Of course Thompson’s wrong. So wrong, in fact, his piece doesn’t even merit a point-by-point rebuttal. I only bring it up in the first place because I recently experienced a period of approximately 24 hours where I thought he might be right. I only wish I could scan in the several pages of my journal chronicling my “WTF-AM-I-SEXIST?” breakdown.
I spent last week at a writing course abroad under the leadership of a woman best described as a “stiff, old broad.” She was in charge. She was fiercely opinionated. She didn’t forget it if you were late. She took no prisoners. She wasn’t winning any friends. That wasn’t what she was there to do, after all, but I found myself resisting her orders literary guidance nevertheless. “Couldn’t she try catching flies with honey?” I thought, then immediately corrected myself: “Well a man in the same situation wouldn’t have to.” If I were in her place, I probably wouldn’t either. And that’s when it hit me: This woman and I are totally going to be BFF by the end of the week, because we’re the same. I’m going to work my ass off for her, and I’m going to like it.
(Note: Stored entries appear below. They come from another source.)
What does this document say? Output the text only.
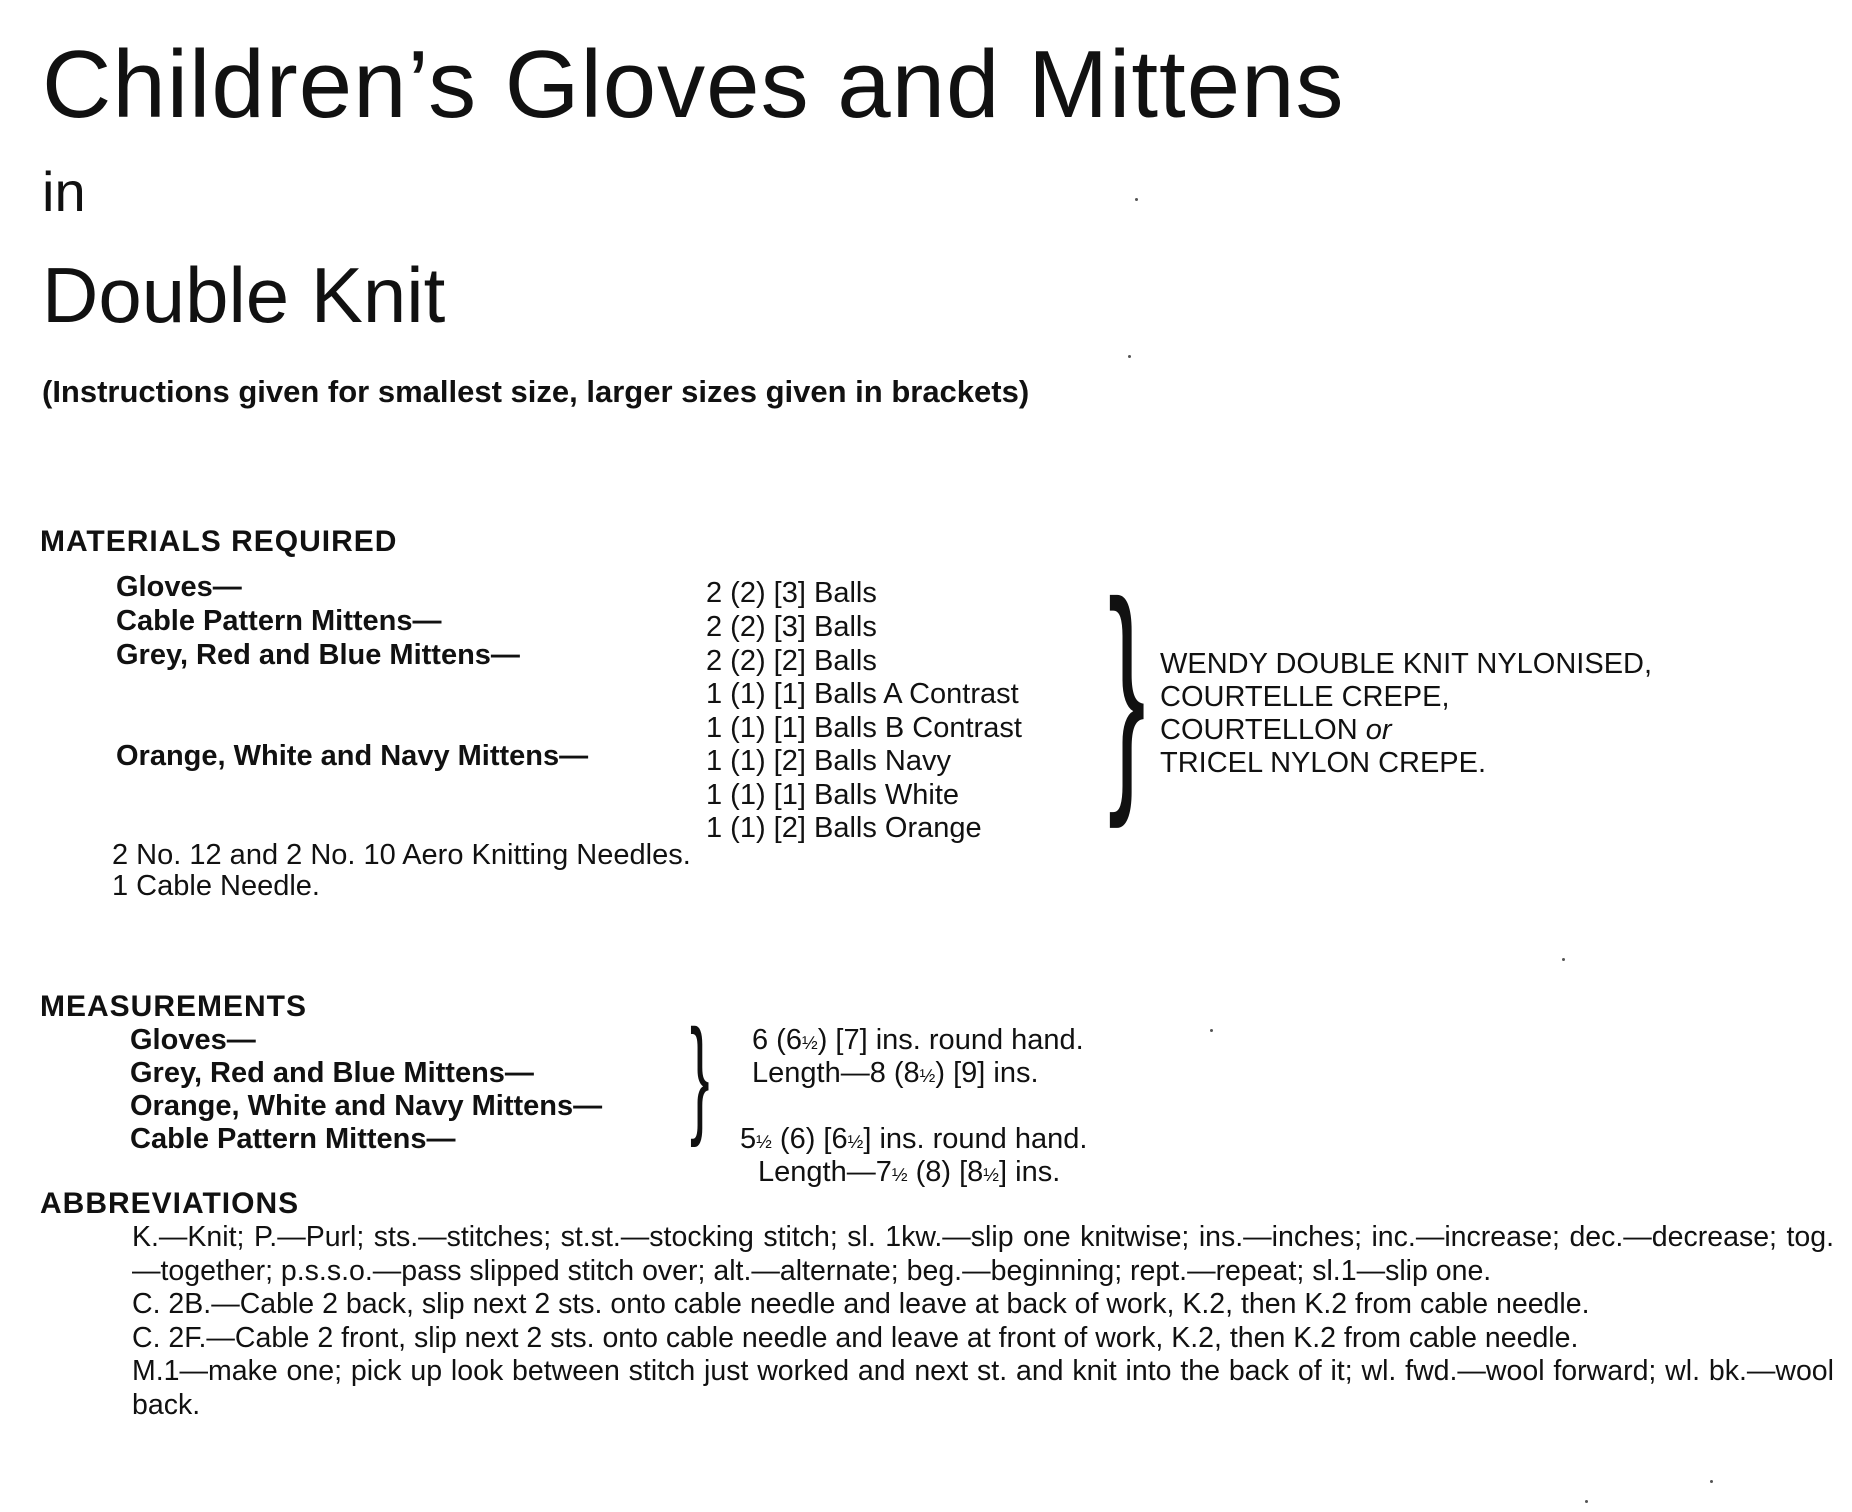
Children’s Gloves and Mittens
in
Double Knit
(Instructions given for smallest size, larger sizes given in brackets)
MATERIALS REQUIRED
Gloves—
Cable Pattern Mittens—
Grey, Red and Blue Mittens—
Orange, White and Navy Mittens—
2 (2) [3] Balls
2 (2) [3] Balls
2 (2) [2] Balls
1 (1) [1] Balls A Contrast
1 (1) [1] Balls B Contrast
1 (1) [2] Balls Navy
1 (1) [1] Balls White
1 (1) [2] Balls Orange } WENDY DOUBLE KNIT NYLONISED,
COURTELLE CREPE,
COURTELLON or
TRICEL NYLON CREPE.
2 No. 12 and 2 No. 10 Aero Knitting Needles.
1 Cable Needle.
MEASUREMENTS
Gloves—
Grey, Red and Blue Mittens—
Orange, White and Navy Mittens—
Cable Pattern Mittens— } 6 (6½) [7] ins. round hand.
Length—8 (8½) [9] ins.
5½ (6) [6½] ins. round hand.
Length—7½ (8) [8½] ins.
ABBREVIATIONS

K.—Knit; P.—Purl; sts.—stitches; st.st.—stocking stitch; sl. 1kw.—slip one knitwise; ins.—inches; inc.—increase; dec.—decrease; tog.—together; p.s.s.o.—pass slipped stitch over; alt.—alternate; beg.—beginning; rept.—repeat; sl.1—slip one.

C. 2B.—Cable 2 back, slip next 2 sts. onto cable needle and leave at back of work, K.2, then K.2 from cable needle.

C. 2F.—Cable 2 front, slip next 2 sts. onto cable needle and leave at front of work, K.2, then K.2 from cable needle.

M.1—make one; pick up look between stitch just worked and next st. and knit into the back of it; wl. fwd.—wool forward; wl. bk.—wool back.
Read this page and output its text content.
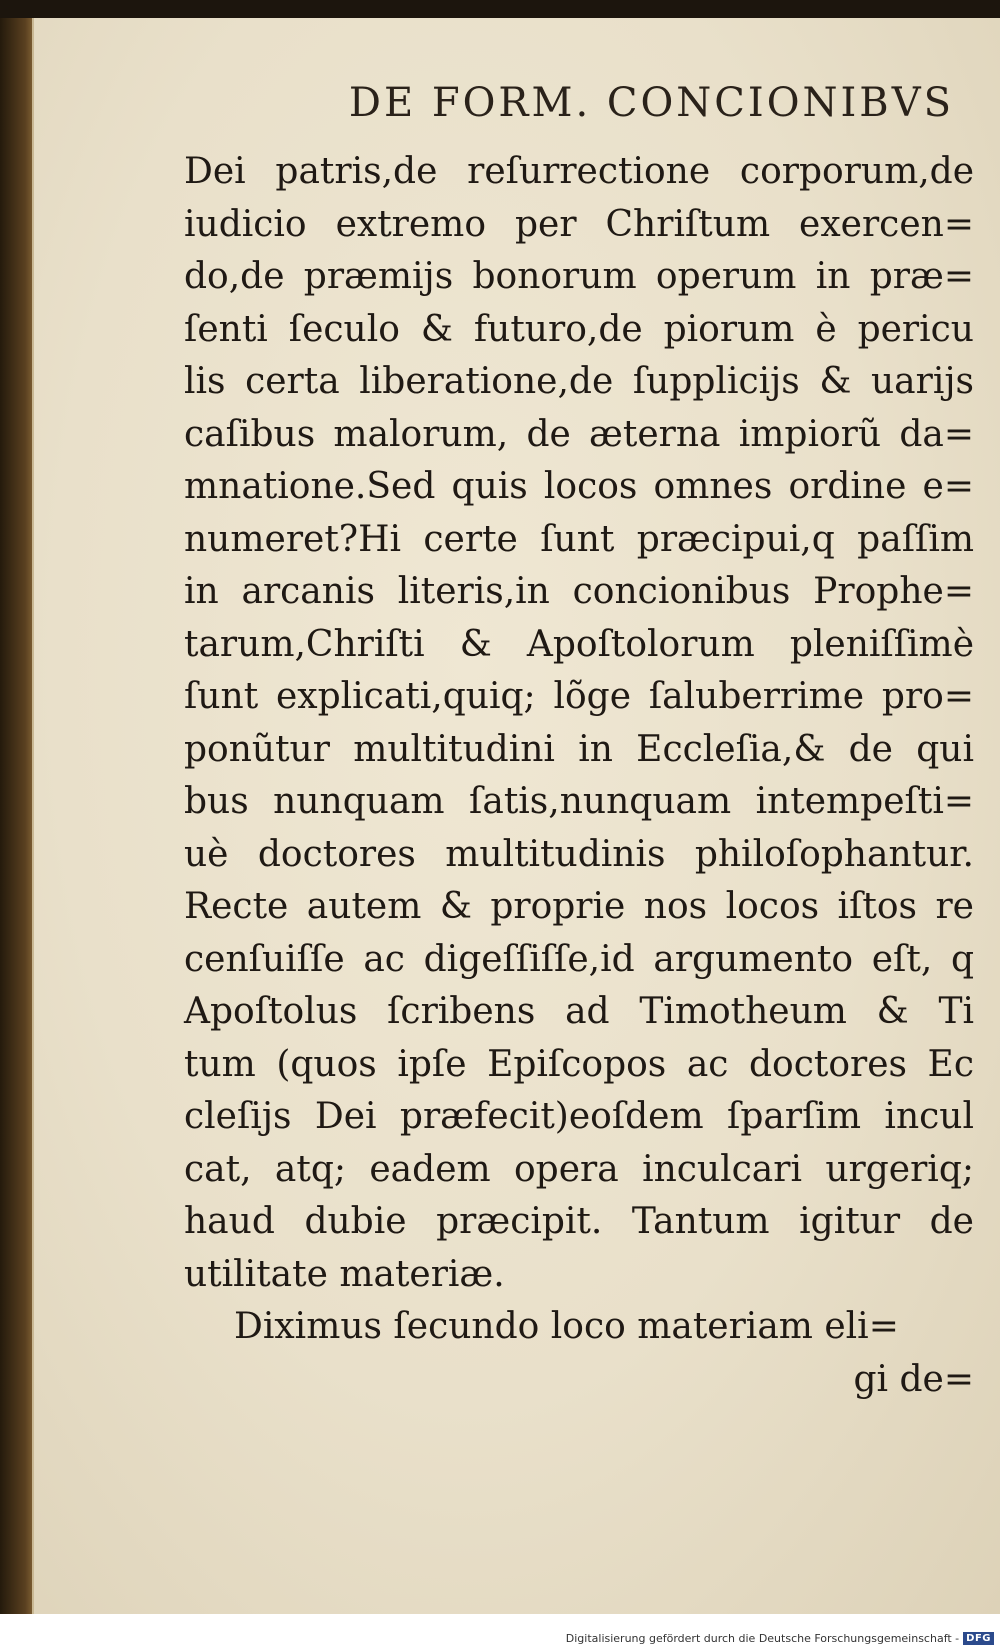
DE FORM. CONCIONIBVS
Dei patris,de reſurrectione corporum,de
iudicio extremo per Chriſtum exercen=
do,de præmijs bonorum operum in præ=
ſenti ſeculo & futuro,de piorum è pericu
lis certa liberatione,de ſupplicijs & uarijs
caſibus malorum, de æterna impiorũ da=
mnatione.Sed quis locos omnes ordine e=
numeret?Hi certe ſunt præcipui,q paſſim
in arcanis literis,in concionibus Prophe=
tarum,Chriſti & Apoſtolorum pleniſſimè
ſunt explicati,quiq; lõge ſaluberrime pro=
ponũtur multitudini in Eccleſia,& de qui
bus nunquam ſatis,nunquam intempeſti=
uè doctores multitudinis philoſophantur.
Recte autem & proprie nos locos iſtos re
cenſuiſſe ac digeſſiſſe,id argumento eſt, q
Apoſtolus ſcribens ad Timotheum & Ti
tum (quos ipſe Epiſcopos ac doctores Ec
cleſijs Dei præfecit)eoſdem ſparſim incul
cat, atq; eadem opera inculcari urgeriq;
haud dubie præcipit. Tantum igitur de
utilitate materiæ.
Diximus ſecundo loco materiam eli=
gi de=
Digitalisierung gefördert durch die Deutsche Forschungsgemeinschaft - DFG
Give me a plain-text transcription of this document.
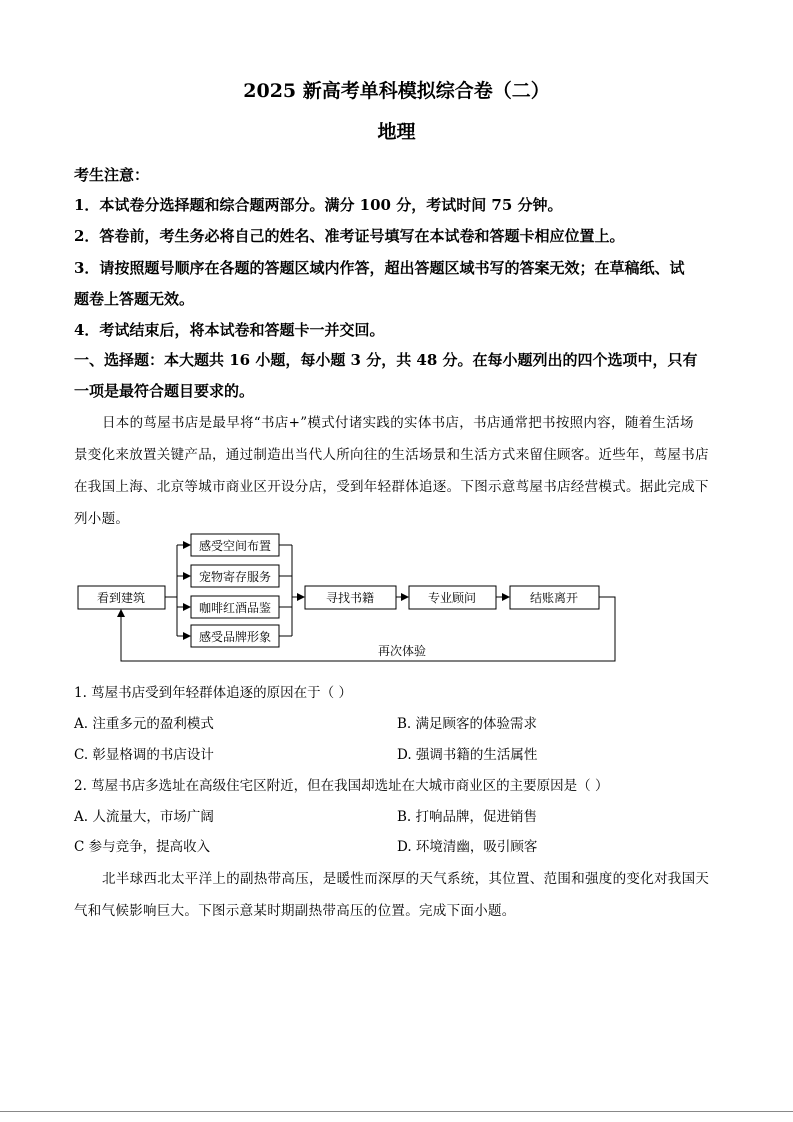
2025 新高考单科模拟综合卷（二）
地理
考生注意：
1．本试卷分选择题和综合题两部分。满分 100 分，考试时间 75 分钟。
2．答卷前，考生务必将自己的姓名、准考证号填写在本试卷和答题卡相应位置上。
3．请按照题号顺序在各题的答题区域内作答，超出答题区域书写的答案无效；在草稿纸、试
题卷上答题无效。
4．考试结束后，将本试卷和答题卡一并交回。
一、选择题：本大题共 16 小题，每小题 3 分，共 48 分。在每小题列出的四个选项中，只有
一项是最符合题目要求的。
日本的茑屋书店是最早将“书店+”模式付诸实践的实体书店，书店通常把书按照内容，随着生活场
景变化来放置关键产品，通过制造出当代人所向往的生活场景和生活方式来留住顾客。近些年，茑屋书店
在我国上海、北京等城市商业区开设分店，受到年轻群体追逐。下图示意茑屋书店经营模式。据此完成下
列小题。
看到建筑
感受空间布置
宠物寄存服务
咖啡红酒品鉴
感受品牌形象
寻找书籍	专业顾问	结账离开
再次体验
1. 茑屋书店受到年轻群体追逐的原因在于（ ）
A. 注重多元的盈利模式	B. 满足顾客的体验需求
C. 彰显格调的书店设计	D. 强调书籍的生活属性
2. 茑屋书店多选址在高级住宅区附近，但在我国却选址在大城市商业区的主要原因是（ ）
A. 人流量大，市场广阔	B. 打响品牌，促进销售
C 参与竞争，提高收入	D. 环境清幽，吸引顾客
北半球西北太平洋上的副热带高压，是暖性而深厚的天气系统，其位置、范围和强度的变化对我国天
气和气候影响巨大。下图示意某时期副热带高压的位置。完成下面小题。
I’m not a control group for this. 1) I’m not a group, and 2) I’ve only had one male boss. I can only speak from my own experience, and my experience with female bosses/leaders has not been a narrative of cat-fighting and grudge-holding. Instead, it’s been a narrative of me putting more work than ever into whatever product I happen to be working on, and not folding like a house of cards when I think I’m right. Time after time, I’ve earned the respect of my strong female employers and teachers this way, and our relationships are profound and beneficial long after I move on the next thing. Plus! There’s not that icky-sex thing that gets tangled up — even vaguely — in the male boss/female subordinate dynamic.
So cheers to my unflinchingly powerful lady bosses, past, present, and future: You bring out my best.